Mathian A, Mahevas M, Rohmer J, et al. Clinical course of coronavirus disease 2019 (COVID-19) in a series of 17 patients with systemic lupus erythematosus under long-term treatment with hydroxychloroquine. Ann Rheum Dis. 2020 Apr 24. pii: annrheumdis-2020-217566. PubMed: Full-text:

People with lupus (SLE) who take hydroxychloroquine (HCQ) are not protected. This case series describes 17 SLE patients with COVID-19, among them several severe cases. The duration of HCQ treatment prior to COVID-19 was relatively long, with a median of 7.5 years. Some patients were also treated with prednisone and/or with immunosuppressants.

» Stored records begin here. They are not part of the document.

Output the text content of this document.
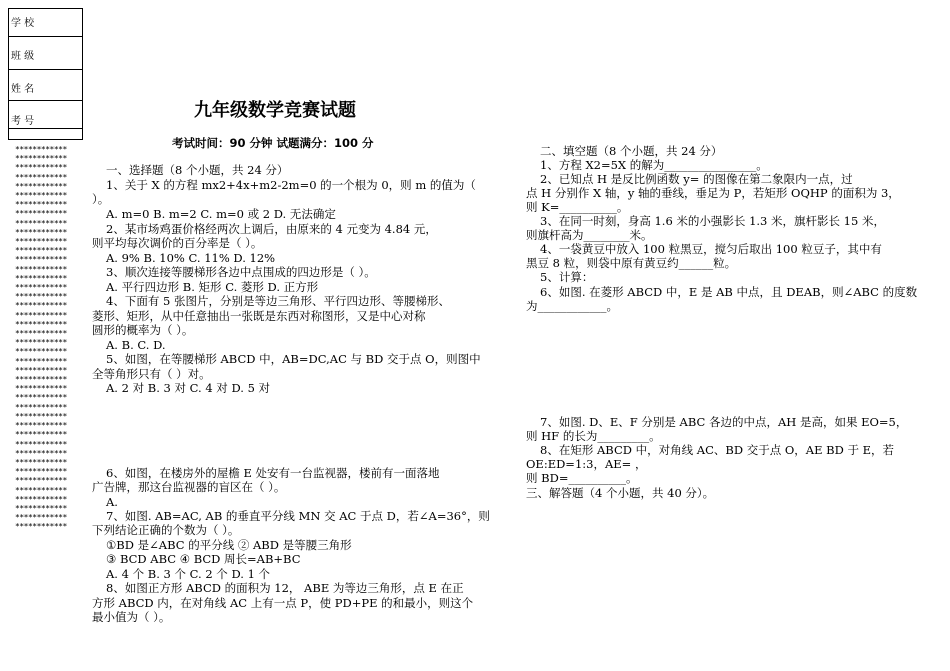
学 校
班 级
姓 名
考 号
************
************
************
************
************
************
************
************
************
************
************
************
************
************
************
************
************
************
************
************
************
************
************
************
************
************
************
************
************
************
************
************
************
************
************
************
************
************
************
************
************
************
九年级数学竞赛试题
考试时间：90 分钟 试题满分：100 分
一、选择题（8 个小题，共 24 分）
1、关于 X 的方程 mx2+4x+m2-2m=0 的一个根为 0，则 m 的值为（
）。
A. m=0 B. m=2 C. m=0 或 2 D. 无法确定
2、某市场鸡蛋价格经两次上调后，由原来的 4 元变为 4.84 元，
则平均每次调价的百分率是（ ）。
A. 9% B. 10% C. 11% D. 12%
3、顺次连接等腰梯形各边中点围成的四边形是（ ）。
A. 平行四边形 B. 矩形 C. 菱形 D. 正方形
4、下面有 5 张图片，分别是等边三角形、平行四边形、等腰梯形、
菱形、矩形，从中任意抽出一张既是东西对称图形，又是中心对称
圆形的概率为（ ）。
A. B. C. D.
5、如图，在等腰梯形 ABCD 中，AB=DC,AC 与 BD 交于点 O，则图中
全等角形只有（ ）对。
A. 2 对 B. 3 对 C. 4 对 D. 5 对
6、如图，在楼房外的屋檐 E 处安有一台监视器，楼前有一面落地
广告牌，那这台监视器的盲区在（ ）。
A.
7、如图. AB=AC, AB 的垂直平分线 MN 交 AC 于点 D，若∠A=36°，则
下列结论正确的个数为（ ）。
①BD 是∠ABC 的平分线 ② ABD 是等腰三角形
③ BCD ABC ④ BCD 周长=AB+BC
A. 4 个 B. 3 个 C. 2 个 D. 1 个
8、如图正方形 ABCD 的面积为 12， ABE 为等边三角形，点 E 在正
方形 ABCD 内，在对角线 AC 上有一点 P，使 PD+PE 的和最小，则这个
最小值为（ ）。
二、填空题（8 个小题，共 24 分）
1、方程 X2=5X 的解为________________。
2、已知点 H 是反比例函数 y= 的图像在第二象限内一点，过
点 H 分别作 X 轴，y 轴的垂线，垂足为 P，若矩形 OQHP 的面积为 3，
则 K=__________。
3、在同一时刻，身高 1.6 米的小强影长 1.3 米，旗杆影长 15 米，
则旗杆高为________米。
4、一袋黄豆中放入 100 粒黑豆，搅匀后取出 100 粒豆子，其中有
黑豆 8 粒，则袋中原有黄豆约______粒。
5、计算：
6、如图. 在菱形 ABCD 中，E 是 AB 中点，且 DEAB，则∠ABC 的度数
为____________。
7、如图. D、E、F 分别是 ABC 各边的中点，AH 是高，如果 EO=5，
则 HF 的长为_________。
8、在矩形 ABCD 中，对角线 AC、BD 交于点 O，AE BD 于 E，若
OE:ED=1:3，AE= ，
则 BD=__________。
三、解答题（4 个小题，共 40 分）。
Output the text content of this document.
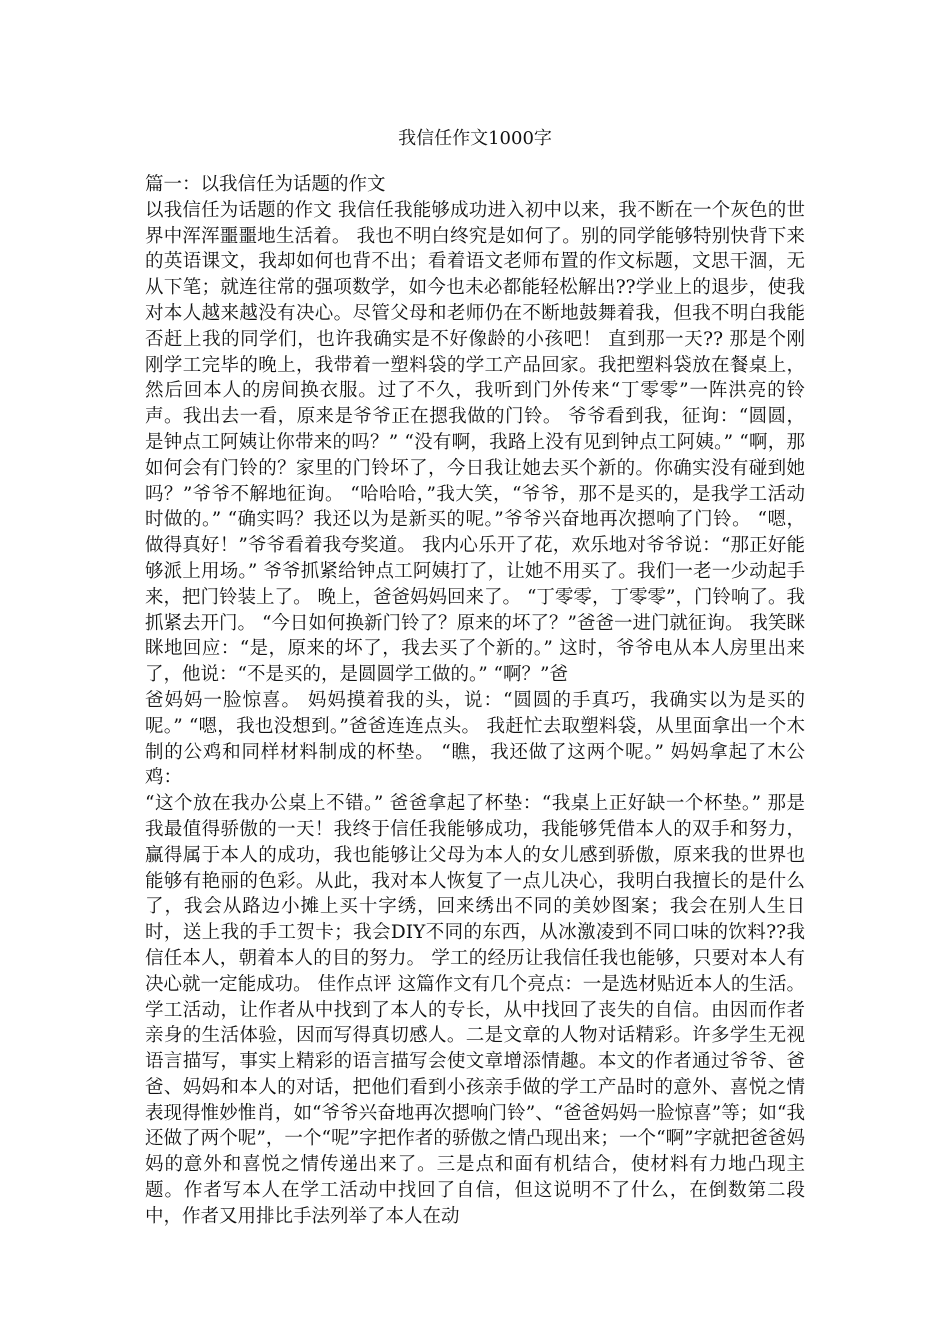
我信任作文1000字

篇一：以我信任为话题的作文

以我信任为话题的作文 我信任我能够成功进入初中以来，我不断在一个灰色的世界中浑浑噩噩地生活着。 我也不明白终究是如何了。别的同学能够特别快背下来的英语课文，我却如何也背不出；看着语文老师布置的作文标题，文思干涸，无从下笔；就连往常的强项数学，如今也未必都能轻松解出??学业上的退步，使我对本人越来越没有决心。尽管父母和老师仍在不断地鼓舞着我，但我不明白我能否赶上我的同学们，也许我确实是不好像龄的小孩吧！ 直到那一天?? 那是个刚刚学工完毕的晚上，我带着一塑料袋的学工产品回家。我把塑料袋放在餐桌上，然后回本人的房间换衣服。过了不久，我听到门外传来“丁零零”一阵洪亮的铃声。我出去一看，原来是爷爷正在摁我做的门铃。 爷爷看到我，征询：“圆圆，是钟点工阿姨让你带来的吗？” “没有啊，我路上没有见到钟点工阿姨。” “啊，那如何会有门铃的？家里的门铃坏了，今日我让她去买个新的。你确实没有碰到她吗？”爷爷不解地征询。 “哈哈哈，”我大笑，“爷爷，那不是买的，是我学工活动时做的。” “确实吗？我还以为是新买的呢。”爷爷兴奋地再次摁响了门铃。 “嗯，做得真好！”爷爷看着我夸奖道。 我内心乐开了花，欢乐地对爷爷说：“那正好能够派上用场。” 爷爷抓紧给钟点工阿姨打了，让她不用买了。我们一老一少动起手来，把门铃装上了。 晚上，爸爸妈妈回来了。 “丁零零，丁零零”，门铃响了。我抓紧去开门。 “今日如何换新门铃了？原来的坏了？”爸爸一进门就征询。 我笑眯眯地回应：“是，原来的坏了，我去买了个新的。” 这时，爷爷电从本人房里出来了，他说：“不是买的，是圆圆学工做的。” “啊？”爸

爸妈妈一脸惊喜。 妈妈摸着我的头，说：“圆圆的手真巧，我确实以为是买的呢。” “嗯，我也没想到。”爸爸连连点头。 我赶忙去取塑料袋，从里面拿出一个木制的公鸡和同样材料制成的杯垫。 “瞧，我还做了这两个呢。” 妈妈拿起了木公鸡：

“这个放在我办公桌上不错。” 爸爸拿起了杯垫：“我桌上正好缺一个杯垫。” 那是我最值得骄傲的一天！我终于信任我能够成功，我能够凭借本人的双手和努力，赢得属于本人的成功，我也能够让父母为本人的女儿感到骄傲，原来我的世界也能够有艳丽的色彩。从此，我对本人恢复了一点儿决心，我明白我擅长的是什么了，我会从路边小摊上买十字绣，回来绣出不同的美妙图案；我会在别人生日时，送上我的手工贺卡；我会DIY不同的东西，从冰激凌到不同口味的饮料??我信任本人，朝着本人的目的努力。 学工的经历让我信任我也能够，只要对本人有决心就一定能成功。 佳作点评 这篇作文有几个亮点：一是选材贴近本人的生活。学工活动，让作者从中找到了本人的专长，从中找回了丧失的自信。由因而作者亲身的生活体验，因而写得真切感人。二是文章的人物对话精彩。许多学生无视语言描写，事实上精彩的语言描写会使文章增添情趣。本文的作者通过爷爷、爸爸、妈妈和本人的对话，把他们看到小孩亲手做的学工产品时的意外、喜悦之情表现得惟妙惟肖，如“爷爷兴奋地再次摁响门铃”、“爸爸妈妈一脸惊喜”等；如“我还做了两个呢”，一个“呢”字把作者的骄傲之情凸现出来；一个“啊”字就把爸爸妈妈的意外和喜悦之情传递出来了。三是点和面有机结合，使材料有力地凸现主题。作者写本人在学工活动中找回了自信，但这说明不了什么，在倒数第二段中，作者又用排比手法列举了本人在动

Sheahan TP, Sims AC, Zhou S, et al. An orally bioavailable broad-spectrum antiviral inhibits SARS-CoV-2 in human airway epithelial cell cultures and multiple coronaviruses in mice. Sci Transl Med. 2020 Apr 6. pii: scitranslmed.abb5883. PubMed: Full-text:

What if Remdesivir doesn’t work? The next nucleoside analog is on its way. Beta-D-N(4)-hydroxycytidine (NHC, EIDD-1931) has broad spectrum antiviral activity against all human and bat CoVs, including CoVs resistant to remdesivir. In mice, both prophylactic and therapeutic administrations improved pulmonary function and reduced virus titer.